Dramatically improve professional development: focusing on teaching practice, not the individual teacher's personality strengths and weaknesses. Research tells us that in-class, one-on-one coaching, and the Japanese lesson-study model are the most effective practices, giving teachers ownership over their own development.
The Children's Literacy Initiative's federally supported Investing in Innovation, or i3, project develops grade-level "model teacher" leadership and expertise, using in-class, content-focused coaching by its own staff. Teachers need to learn how to plan lessons, not read them from a script. They need expert help in learning how to deliver lessons while closely observing student learning, not just in assigning pages from a textbook.
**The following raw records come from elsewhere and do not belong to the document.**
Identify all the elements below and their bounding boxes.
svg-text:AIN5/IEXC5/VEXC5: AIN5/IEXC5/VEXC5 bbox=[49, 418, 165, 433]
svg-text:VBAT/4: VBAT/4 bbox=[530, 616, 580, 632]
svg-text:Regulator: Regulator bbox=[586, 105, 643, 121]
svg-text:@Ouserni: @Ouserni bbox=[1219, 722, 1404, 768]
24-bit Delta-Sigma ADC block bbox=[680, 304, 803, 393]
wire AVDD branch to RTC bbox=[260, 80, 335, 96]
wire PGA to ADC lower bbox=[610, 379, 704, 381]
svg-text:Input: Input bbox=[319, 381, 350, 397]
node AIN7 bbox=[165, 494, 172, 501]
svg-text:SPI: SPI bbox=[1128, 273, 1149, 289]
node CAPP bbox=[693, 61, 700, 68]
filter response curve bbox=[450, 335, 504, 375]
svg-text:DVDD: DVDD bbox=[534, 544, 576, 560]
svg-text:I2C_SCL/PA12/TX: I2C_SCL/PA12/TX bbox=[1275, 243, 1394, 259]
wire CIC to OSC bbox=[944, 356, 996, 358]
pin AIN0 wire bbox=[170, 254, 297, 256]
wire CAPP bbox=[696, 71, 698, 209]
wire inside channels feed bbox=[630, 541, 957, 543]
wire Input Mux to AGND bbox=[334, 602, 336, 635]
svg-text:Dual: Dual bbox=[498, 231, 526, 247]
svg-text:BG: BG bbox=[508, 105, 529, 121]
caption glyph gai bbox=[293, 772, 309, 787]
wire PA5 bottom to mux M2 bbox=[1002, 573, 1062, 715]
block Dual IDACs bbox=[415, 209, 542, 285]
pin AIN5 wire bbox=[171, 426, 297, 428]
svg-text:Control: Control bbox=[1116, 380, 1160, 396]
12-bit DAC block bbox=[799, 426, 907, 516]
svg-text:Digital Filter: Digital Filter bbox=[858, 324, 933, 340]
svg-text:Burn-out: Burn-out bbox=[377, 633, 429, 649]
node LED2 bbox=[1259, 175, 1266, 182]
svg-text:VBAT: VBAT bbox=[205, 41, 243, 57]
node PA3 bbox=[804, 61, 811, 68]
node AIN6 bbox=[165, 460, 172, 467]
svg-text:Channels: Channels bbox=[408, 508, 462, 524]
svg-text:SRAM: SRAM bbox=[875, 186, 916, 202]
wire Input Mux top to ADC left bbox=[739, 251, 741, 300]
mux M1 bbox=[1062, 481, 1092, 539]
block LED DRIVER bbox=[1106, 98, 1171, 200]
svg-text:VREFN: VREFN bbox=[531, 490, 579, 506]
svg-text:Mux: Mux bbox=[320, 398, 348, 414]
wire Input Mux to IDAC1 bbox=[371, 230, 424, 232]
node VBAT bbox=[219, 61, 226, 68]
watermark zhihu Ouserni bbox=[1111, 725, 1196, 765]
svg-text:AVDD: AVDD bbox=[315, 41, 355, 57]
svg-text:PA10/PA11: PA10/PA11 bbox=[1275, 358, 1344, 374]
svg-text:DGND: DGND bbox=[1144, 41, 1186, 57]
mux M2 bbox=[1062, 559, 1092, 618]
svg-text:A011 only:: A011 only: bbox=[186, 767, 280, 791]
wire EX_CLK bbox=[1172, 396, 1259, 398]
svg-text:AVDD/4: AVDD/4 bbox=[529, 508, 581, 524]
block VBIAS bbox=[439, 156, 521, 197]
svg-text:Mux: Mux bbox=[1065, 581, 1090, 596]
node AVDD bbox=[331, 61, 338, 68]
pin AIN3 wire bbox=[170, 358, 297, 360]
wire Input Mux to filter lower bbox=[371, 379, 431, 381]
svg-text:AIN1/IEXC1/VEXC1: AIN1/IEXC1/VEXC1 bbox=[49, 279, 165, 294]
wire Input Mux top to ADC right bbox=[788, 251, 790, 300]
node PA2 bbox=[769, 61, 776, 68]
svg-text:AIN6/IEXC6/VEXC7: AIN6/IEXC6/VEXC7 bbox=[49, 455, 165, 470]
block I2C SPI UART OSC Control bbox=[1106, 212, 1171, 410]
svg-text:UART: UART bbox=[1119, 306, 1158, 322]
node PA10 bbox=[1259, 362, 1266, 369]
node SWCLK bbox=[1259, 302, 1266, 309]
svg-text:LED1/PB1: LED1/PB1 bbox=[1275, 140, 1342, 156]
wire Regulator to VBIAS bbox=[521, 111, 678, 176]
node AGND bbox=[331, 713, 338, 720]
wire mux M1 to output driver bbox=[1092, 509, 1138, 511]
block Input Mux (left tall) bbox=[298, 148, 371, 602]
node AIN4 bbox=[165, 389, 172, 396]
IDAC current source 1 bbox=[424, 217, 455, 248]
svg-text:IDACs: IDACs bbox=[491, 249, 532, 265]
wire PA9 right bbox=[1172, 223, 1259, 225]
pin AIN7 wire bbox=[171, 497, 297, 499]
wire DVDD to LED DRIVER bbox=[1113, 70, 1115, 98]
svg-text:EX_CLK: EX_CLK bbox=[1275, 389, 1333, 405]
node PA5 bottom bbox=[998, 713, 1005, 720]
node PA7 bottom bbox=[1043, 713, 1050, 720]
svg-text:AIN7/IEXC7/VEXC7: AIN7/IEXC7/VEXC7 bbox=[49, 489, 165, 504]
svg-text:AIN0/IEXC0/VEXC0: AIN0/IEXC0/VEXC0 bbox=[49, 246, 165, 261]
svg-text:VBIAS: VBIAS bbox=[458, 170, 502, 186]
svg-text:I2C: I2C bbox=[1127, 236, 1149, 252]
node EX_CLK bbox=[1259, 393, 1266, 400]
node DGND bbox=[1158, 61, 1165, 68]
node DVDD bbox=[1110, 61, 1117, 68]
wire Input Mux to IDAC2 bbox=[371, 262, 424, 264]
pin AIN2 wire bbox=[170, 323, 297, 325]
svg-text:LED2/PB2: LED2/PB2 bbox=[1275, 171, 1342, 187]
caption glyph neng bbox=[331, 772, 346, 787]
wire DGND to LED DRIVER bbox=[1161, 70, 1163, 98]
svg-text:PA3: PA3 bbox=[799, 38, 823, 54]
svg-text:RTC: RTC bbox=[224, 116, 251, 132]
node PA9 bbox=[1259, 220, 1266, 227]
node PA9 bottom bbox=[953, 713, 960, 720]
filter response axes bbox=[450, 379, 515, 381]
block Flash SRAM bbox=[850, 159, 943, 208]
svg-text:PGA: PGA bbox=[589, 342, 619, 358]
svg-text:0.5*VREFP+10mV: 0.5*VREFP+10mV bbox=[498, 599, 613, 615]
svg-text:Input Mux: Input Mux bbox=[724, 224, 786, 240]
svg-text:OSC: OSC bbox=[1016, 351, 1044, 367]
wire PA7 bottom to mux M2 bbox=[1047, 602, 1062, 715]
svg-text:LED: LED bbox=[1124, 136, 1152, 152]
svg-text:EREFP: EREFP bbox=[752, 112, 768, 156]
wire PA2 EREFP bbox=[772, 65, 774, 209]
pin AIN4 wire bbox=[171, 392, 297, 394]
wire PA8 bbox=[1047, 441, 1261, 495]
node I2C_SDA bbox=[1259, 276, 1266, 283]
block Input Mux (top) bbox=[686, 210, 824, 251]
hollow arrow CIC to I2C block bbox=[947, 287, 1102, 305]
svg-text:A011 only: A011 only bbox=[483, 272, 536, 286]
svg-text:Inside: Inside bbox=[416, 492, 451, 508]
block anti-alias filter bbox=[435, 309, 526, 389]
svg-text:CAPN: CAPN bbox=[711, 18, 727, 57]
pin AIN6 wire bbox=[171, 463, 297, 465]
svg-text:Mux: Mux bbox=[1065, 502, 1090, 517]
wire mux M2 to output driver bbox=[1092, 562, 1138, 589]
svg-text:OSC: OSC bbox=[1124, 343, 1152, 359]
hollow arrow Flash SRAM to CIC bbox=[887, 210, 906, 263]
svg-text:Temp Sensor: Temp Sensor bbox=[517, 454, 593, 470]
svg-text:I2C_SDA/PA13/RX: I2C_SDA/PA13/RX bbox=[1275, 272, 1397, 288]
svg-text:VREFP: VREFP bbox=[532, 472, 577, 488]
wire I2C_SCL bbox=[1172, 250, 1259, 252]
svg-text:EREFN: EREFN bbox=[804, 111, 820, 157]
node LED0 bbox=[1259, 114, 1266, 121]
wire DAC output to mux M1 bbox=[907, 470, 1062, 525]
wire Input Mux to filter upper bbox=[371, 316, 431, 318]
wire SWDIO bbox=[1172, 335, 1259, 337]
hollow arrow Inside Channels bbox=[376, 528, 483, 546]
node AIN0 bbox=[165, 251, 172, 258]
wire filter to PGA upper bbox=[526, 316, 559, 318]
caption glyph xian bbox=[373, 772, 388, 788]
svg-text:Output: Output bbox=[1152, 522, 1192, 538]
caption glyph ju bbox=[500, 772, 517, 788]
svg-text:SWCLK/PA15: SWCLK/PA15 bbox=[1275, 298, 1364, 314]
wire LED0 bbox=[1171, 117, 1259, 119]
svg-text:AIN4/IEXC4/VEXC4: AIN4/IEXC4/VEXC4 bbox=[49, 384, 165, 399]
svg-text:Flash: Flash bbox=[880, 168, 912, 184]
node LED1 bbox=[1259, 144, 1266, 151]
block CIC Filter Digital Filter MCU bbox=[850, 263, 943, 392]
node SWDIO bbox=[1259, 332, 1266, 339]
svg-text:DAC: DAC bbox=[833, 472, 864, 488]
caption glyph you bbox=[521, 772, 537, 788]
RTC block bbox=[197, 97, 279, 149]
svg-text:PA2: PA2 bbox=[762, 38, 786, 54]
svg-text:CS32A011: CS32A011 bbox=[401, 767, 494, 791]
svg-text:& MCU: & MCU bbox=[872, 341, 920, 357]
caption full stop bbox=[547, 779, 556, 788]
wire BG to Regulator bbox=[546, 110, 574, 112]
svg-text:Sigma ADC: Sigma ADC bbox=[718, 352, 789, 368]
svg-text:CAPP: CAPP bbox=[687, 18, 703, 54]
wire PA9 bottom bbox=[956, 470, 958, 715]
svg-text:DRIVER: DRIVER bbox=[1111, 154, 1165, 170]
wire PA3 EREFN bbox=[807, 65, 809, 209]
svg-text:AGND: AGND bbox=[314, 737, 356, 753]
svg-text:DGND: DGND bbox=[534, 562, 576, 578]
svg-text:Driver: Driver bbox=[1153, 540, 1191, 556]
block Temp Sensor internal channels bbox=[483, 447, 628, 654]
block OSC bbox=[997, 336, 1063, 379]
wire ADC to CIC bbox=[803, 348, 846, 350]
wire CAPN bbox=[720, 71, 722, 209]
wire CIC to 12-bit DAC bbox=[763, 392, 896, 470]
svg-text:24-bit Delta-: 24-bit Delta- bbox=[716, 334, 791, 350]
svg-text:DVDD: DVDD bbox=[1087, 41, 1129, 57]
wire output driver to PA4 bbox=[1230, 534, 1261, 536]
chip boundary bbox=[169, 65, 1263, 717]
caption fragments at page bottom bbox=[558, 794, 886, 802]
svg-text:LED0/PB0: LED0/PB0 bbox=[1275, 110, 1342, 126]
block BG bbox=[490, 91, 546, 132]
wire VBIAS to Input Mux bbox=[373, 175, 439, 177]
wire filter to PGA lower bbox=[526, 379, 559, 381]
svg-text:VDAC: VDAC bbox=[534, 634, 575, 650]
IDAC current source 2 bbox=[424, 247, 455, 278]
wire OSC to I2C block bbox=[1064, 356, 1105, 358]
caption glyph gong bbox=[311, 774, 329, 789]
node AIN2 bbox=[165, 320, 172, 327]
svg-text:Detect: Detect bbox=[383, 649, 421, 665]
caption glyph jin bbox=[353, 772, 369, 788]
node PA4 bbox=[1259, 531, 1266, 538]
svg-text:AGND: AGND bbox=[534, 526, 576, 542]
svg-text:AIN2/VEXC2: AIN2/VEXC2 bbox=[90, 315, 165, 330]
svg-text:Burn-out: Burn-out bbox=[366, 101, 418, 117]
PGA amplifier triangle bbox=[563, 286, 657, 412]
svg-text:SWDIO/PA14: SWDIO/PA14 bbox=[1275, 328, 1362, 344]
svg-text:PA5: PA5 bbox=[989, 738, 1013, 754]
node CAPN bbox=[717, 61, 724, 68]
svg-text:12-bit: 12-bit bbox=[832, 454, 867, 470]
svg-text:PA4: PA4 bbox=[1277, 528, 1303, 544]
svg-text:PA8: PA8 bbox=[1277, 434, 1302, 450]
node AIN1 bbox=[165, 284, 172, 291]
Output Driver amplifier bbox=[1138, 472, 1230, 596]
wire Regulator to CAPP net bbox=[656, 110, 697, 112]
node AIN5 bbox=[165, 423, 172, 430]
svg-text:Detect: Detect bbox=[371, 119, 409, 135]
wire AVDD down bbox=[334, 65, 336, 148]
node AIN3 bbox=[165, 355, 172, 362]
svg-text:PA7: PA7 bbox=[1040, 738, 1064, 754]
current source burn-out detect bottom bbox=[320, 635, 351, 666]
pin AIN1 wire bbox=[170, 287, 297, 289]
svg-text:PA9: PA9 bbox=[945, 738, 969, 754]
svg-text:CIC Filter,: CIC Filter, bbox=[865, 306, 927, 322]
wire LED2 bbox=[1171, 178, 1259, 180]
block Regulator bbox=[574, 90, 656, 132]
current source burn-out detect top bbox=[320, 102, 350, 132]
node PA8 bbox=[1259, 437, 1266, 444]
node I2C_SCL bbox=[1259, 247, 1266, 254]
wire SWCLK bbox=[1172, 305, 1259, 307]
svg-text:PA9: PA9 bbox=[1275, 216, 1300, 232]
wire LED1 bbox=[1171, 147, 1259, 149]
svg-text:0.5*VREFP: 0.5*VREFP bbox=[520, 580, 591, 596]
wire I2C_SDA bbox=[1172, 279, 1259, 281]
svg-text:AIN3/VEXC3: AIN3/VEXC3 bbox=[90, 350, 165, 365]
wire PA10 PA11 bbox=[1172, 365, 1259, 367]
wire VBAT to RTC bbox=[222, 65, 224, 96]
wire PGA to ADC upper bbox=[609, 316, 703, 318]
We have to get over the simplistic notion that exemplary teachers are just identified and then given bonuses. They must be developed and given leadership opportunities.
Good teaching is built practice by practice, not simply discovered in the raw. In the "model classroom" framework of the Children's Literacy Initiative, exemplary teaching is measured, replicated, and recognized with opportunities for "model teachers" to become grade-level leaders. The best teachers can play a vital coaching role inside their own schools by fostering continuous learning among teachers.
There are 3.6 million K-12 public school teachers in the United States, and within this enormous workforce lies much of the challenge and promise of public education. Of course bad teachers should go, but as Secretary Duncan has said, "we can't fire our way out of this problem."
We cannot expect to replace millions of teachers with those somehow blessed with innate charisma or a superhuman work ethic. Mary Poppins is not waiting in the wings to save us. Only state policies can prevent so many inadequately screened and trained teachers from receiving tenure and provide a sufficient pool of quality teaching candidates to fix this human-capital train wreck.
(Linda Katz is the executive director of the Children's Literacy Initiative, in Philadelphia. Andrew Belton is a partner in the New York City office of the Bridgespan Group.)